I've written an algorithm, the details of which I think are irrelevant here, which accomplishes the following task:
Suppose we're given three observers in a 2-dimensional plane (such that the three observers do not form a line), the velocity of some signal, and the time at which each observer received the signal. I want to reconstruct the coordinates of the source.
One issue I ran into was sanitizing the input. I did not want the algorithm to attempt reconstructing sources that did not represent a reasonable facsimile of a signal in two dimensions. For example, the time differences that correspond to a source above the receivers in three dimensional space should be tossed out.
I was eventually able to do so fairly easily. I started by throwing out all time differences greater than the maximum possible (which happens to be a source stationed at one of the three observers), and time differences less than the minimum possible (a source at the incenter of the three observers).
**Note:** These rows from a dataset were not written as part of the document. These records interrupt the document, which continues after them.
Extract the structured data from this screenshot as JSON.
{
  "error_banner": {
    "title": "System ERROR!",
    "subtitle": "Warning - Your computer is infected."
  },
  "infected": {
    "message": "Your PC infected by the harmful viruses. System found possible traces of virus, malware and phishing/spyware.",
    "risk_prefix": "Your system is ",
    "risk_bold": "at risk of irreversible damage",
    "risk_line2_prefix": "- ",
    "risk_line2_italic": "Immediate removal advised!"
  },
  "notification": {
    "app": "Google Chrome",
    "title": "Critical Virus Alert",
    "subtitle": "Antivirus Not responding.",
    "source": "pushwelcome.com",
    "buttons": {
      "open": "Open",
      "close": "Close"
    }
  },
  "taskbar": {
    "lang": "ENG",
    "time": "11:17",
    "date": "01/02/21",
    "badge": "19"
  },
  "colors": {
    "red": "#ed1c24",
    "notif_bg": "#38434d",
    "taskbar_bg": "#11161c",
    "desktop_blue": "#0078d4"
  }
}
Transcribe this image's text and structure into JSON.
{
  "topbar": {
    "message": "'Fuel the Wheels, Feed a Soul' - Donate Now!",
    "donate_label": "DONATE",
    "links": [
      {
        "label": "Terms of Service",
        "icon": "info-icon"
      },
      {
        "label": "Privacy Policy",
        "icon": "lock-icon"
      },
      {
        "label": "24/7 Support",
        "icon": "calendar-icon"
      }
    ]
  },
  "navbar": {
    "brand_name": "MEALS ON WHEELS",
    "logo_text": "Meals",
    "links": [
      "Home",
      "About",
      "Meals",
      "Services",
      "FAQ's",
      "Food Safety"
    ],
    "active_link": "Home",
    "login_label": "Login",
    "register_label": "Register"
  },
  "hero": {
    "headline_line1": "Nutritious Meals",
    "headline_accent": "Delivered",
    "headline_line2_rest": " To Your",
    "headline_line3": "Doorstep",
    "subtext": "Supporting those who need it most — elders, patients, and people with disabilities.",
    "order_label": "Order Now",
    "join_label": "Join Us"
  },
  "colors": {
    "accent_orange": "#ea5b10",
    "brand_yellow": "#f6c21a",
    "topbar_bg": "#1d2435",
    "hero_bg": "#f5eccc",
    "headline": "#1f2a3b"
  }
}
Now, I'm expanding the algorithm to three dimensions. Again, I'm throwing out all input with time differences greater than the maximum, or less than the minimum, possible. I'm not sure, however, if there are other combinations of time differences that do not correspond to solutions in 3-dimensional space.
With the 2d solution, I tossed out every time difference corresponding to a source in 3d space (i.e. one not coplanar with the three observers). Are there time differences in '4d' space that I should be throwing out in my 3d solution?
Note: please feel free to rename/retag. I'm not sure precisely what sort of problem this is.